For the comparison of mannitol and control, we found no consistent differences in health-related quality of life in any of the domains, except for burden of treatment, which was less for mannitol up to four months in the two pooled studies of a similar design; this difference was not maintained at six months. Up to and including six months, lung function in terms of forced expiratory volume at one second (millilitres) and per cent predicted were significantly improved in all three studies comparing mannitol to control. Beneficial results were observed in these studies in adults and in both concomitant dornase alfa users and non users. A significant reduction was shown in the incidence of pulmonary exacerbations in favour of mannitol at six months; however, the estimate of this effect was imprecise so it is unclear whether the effect is clinically meaningful. Cough, haemoptysis, bronchospasm, pharyngolaryngeal pain and post-tussive vomiting were the most commonly reported side effects on both treatments. Mannitol was not associated with any increase in isolation of bacteria over a six-month period.
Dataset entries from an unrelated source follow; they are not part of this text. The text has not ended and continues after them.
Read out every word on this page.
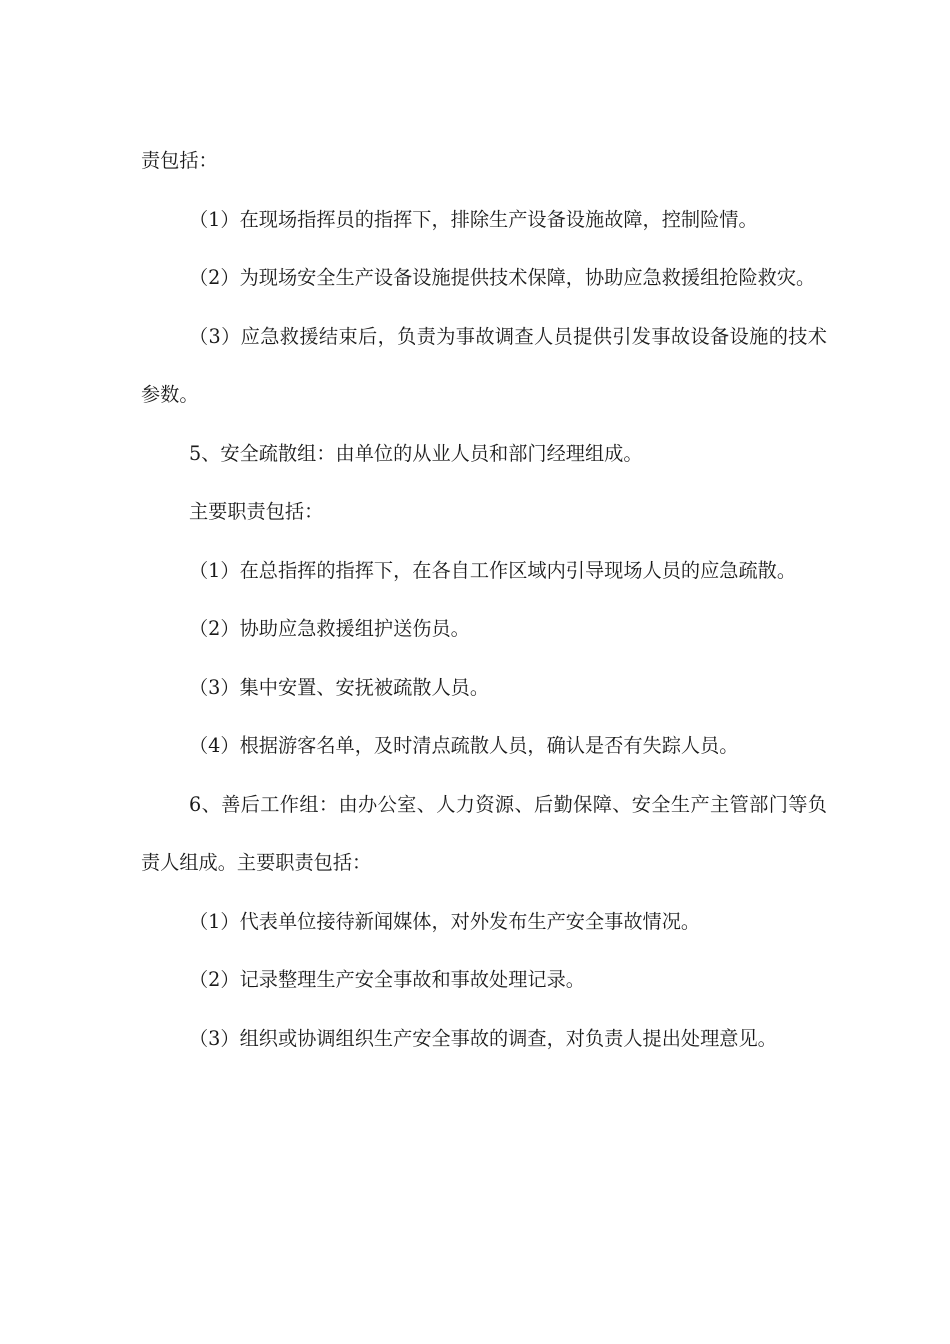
责包括：

（1）在现场指挥员的指挥下，排除生产设备设施故障，控制险情。

（2）为现场安全生产设备设施提供技术保障，协助应急救援组抢险救灾。

（3）应急救援结束后，负责为事故调查人员提供引发事故设备设施的技术参数。

5、安全疏散组：由单位的从业人员和部门经理组成。

主要职责包括：

（1）在总指挥的指挥下，在各自工作区域内引导现场人员的应急疏散。

（2）协助应急救援组护送伤员。

（3）集中安置、安抚被疏散人员。

（4）根据游客名单，及时清点疏散人员，确认是否有失踪人员。

6、善后工作组：由办公室、人力资源、后勤保障、安全生产主管部门等负责人组成。主要职责包括：

（1）代表单位接待新闻媒体，对外发布生产安全事故情况。

（2）记录整理生产安全事故和事故处理记录。

（3）组织或协调组织生产安全事故的调查，对负责人提出处理意见。
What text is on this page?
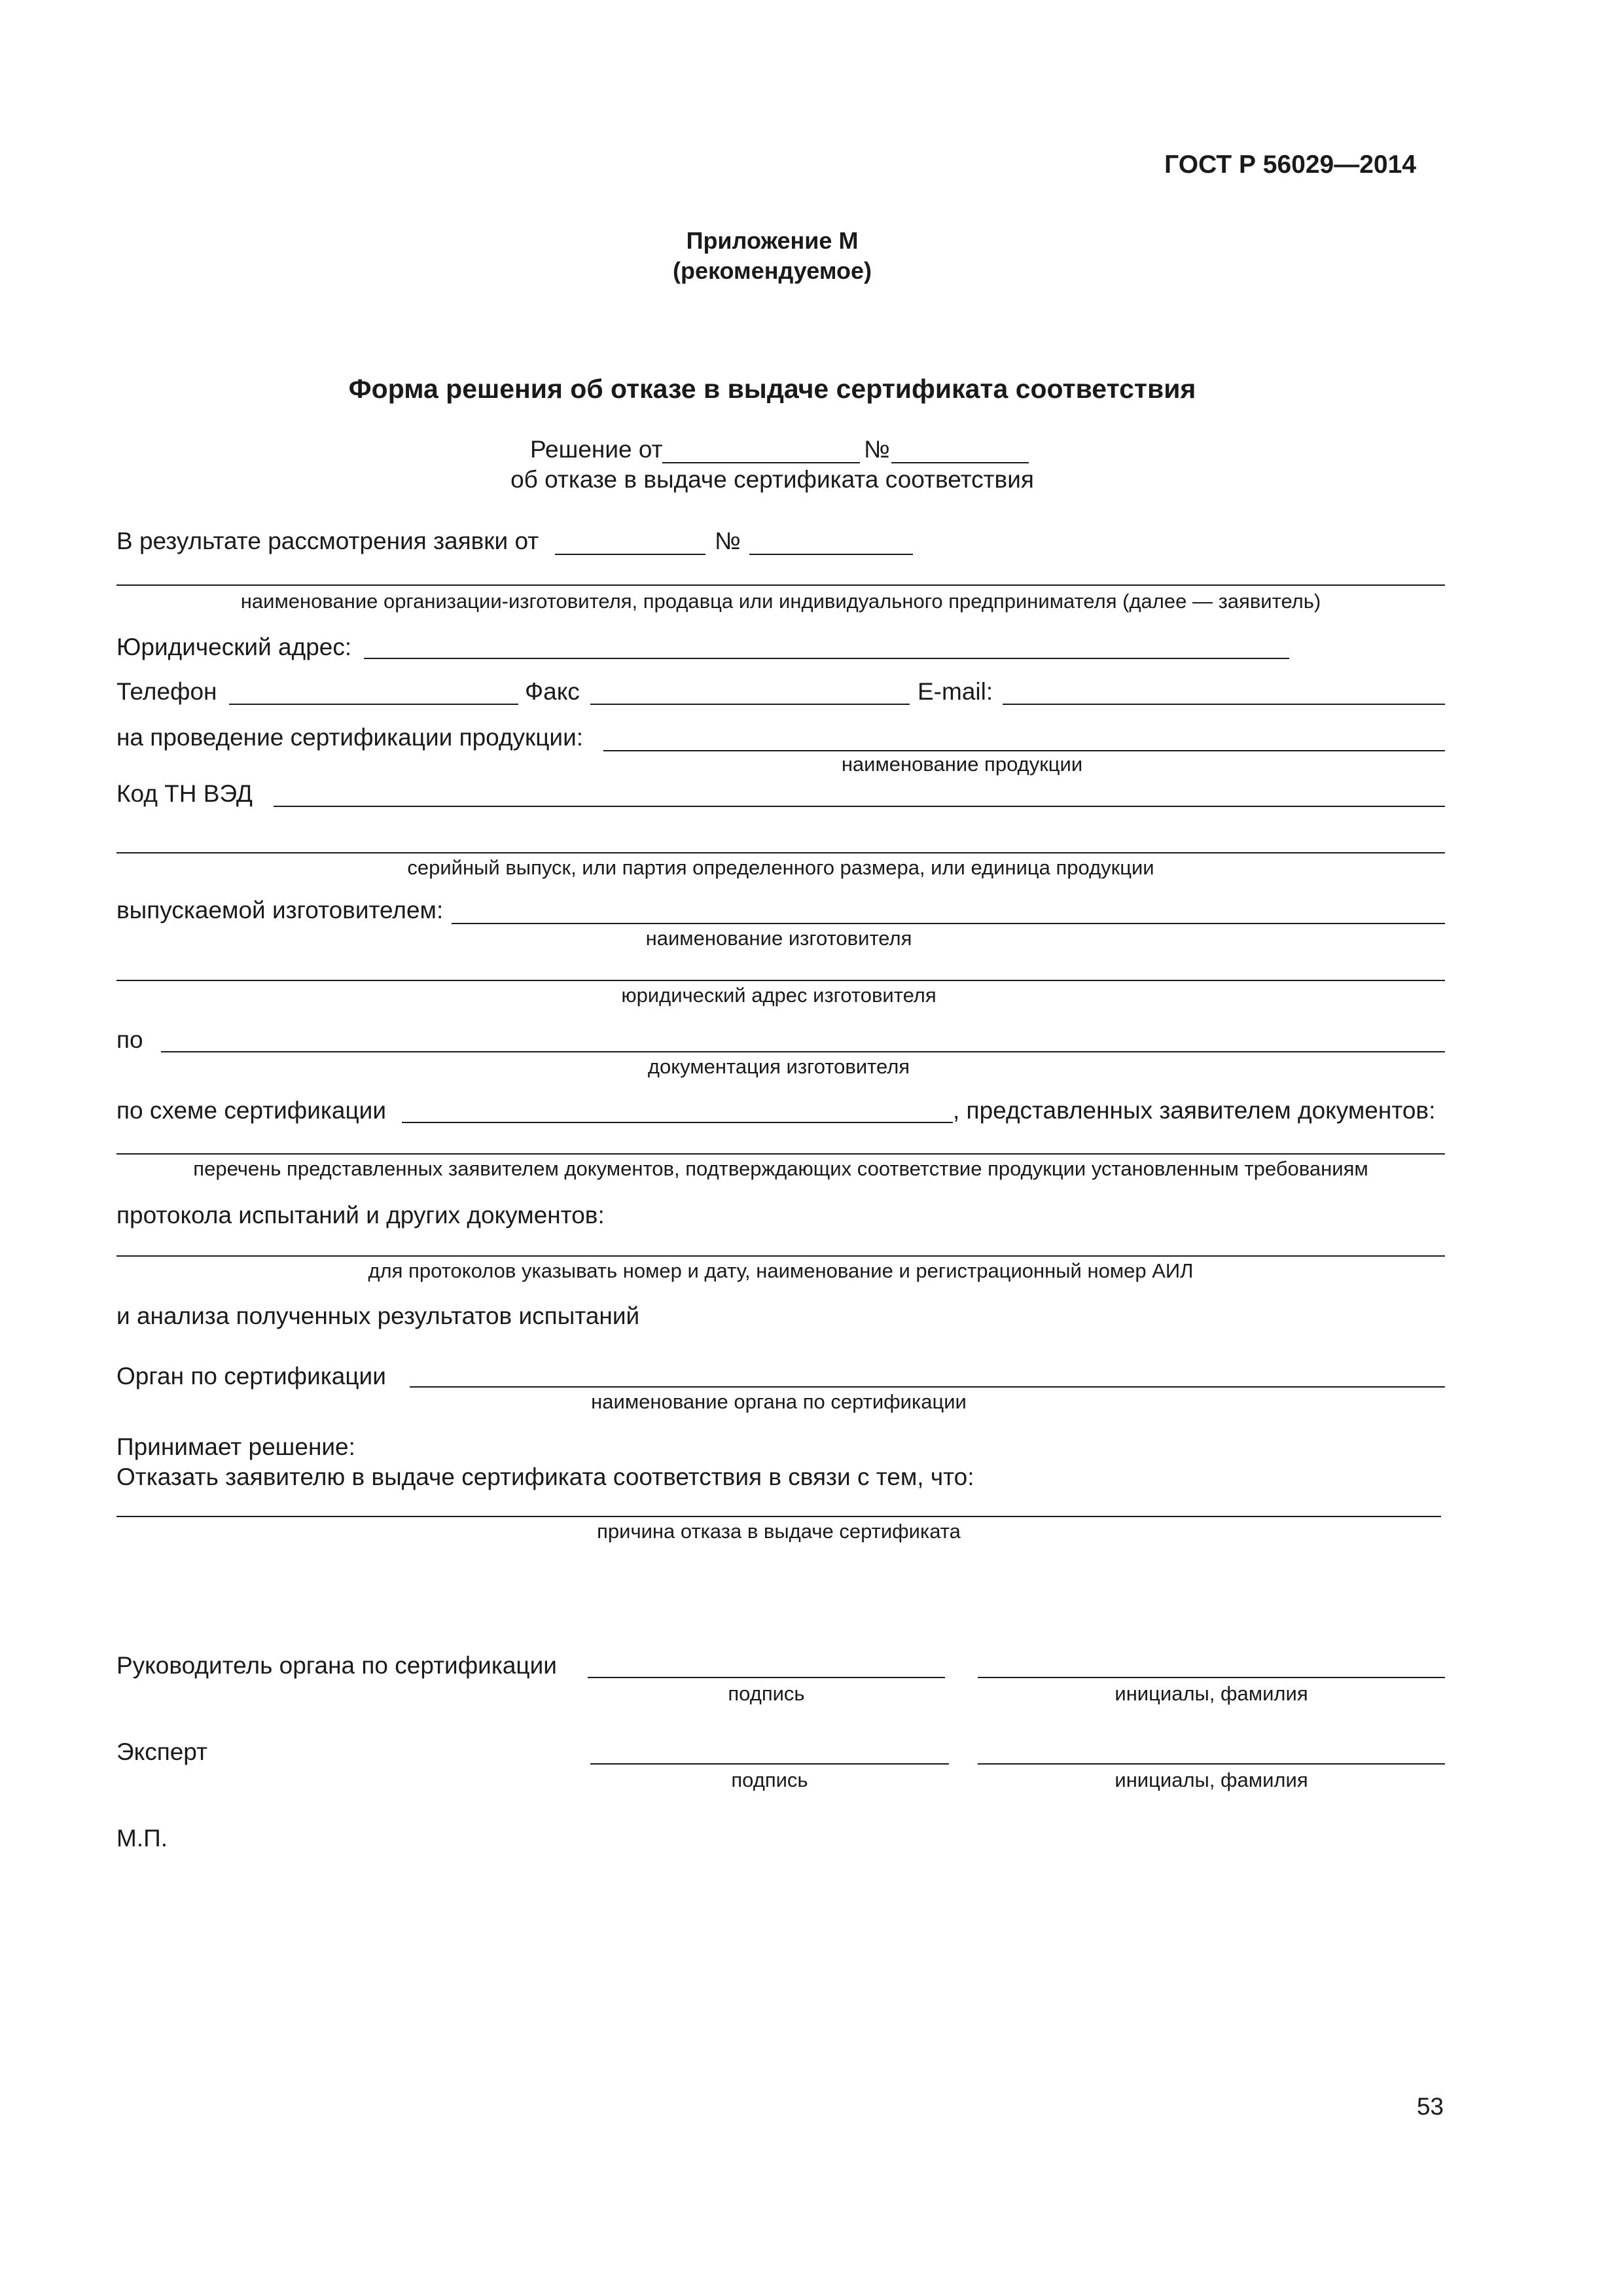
ГОСТ Р 56029—2014
Приложение М
(рекомендуемое)
Форма решения об отказе в выдаче сертификата соответствия
Решение от	№
об отказе в выдаче сертификата соответствия
В результате рассмотрения заявки от	№
наименование организации-изготовителя, продавца или индивидуального предпринимателя (далее — заявитель)
Юридический адрес:
Телефон	Факс	E-mail:
на проведение сертификации продукции:
наименование продукции
Код ТН ВЭД
серийный выпуск, или партия определенного размера, или единица продукции
выпускаемой изготовителем:
наименование изготовителя
юридический адрес изготовителя
по
документация изготовителя
по схеме сертификации	, представленных заявителем документов:
перечень представленных заявителем документов, подтверждающих соответствие продукции установленным требованиям
протокола испытаний и других документов:
для протоколов указывать номер и дату, наименование и регистрационный номер АИЛ
и анализа полученных результатов испытаний
Орган по сертификации
наименование органа по сертификации
Принимает решение:
Отказать заявителю в выдаче сертификата соответствия в связи с тем, что:
причина отказа в выдаче сертификата
Руководитель органа по сертификации
подпись	инициалы, фамилия
Эксперт
подпись	инициалы, фамилия
М.П.
53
In the 12-week cross-over study (28 participants), no significant differences were found in the recorded domains of health-related quality of life or measures of lung function between mannitol versus dornase alfa alone and versus mannitol plus dornase alfa. There seemed to be a higher rate of pulmonary exacerbations in the mannitol plus dornase alfa arm compared with dornase alfa alone; although not statistically significant, this was the most common reason for stopping treatment in this arm. Cough was the most common side effect in the mannitol alone arm but there was no occurrence of cough in the dornase alfa alone arm and the most commonly reported reason of withdrawal from the mannitol plus dornase alfa arm was pulmonary exacerbations. Mannitol (with or without dornase alfa) was not associated with any increase in isolation of bacteria over the 12-week period.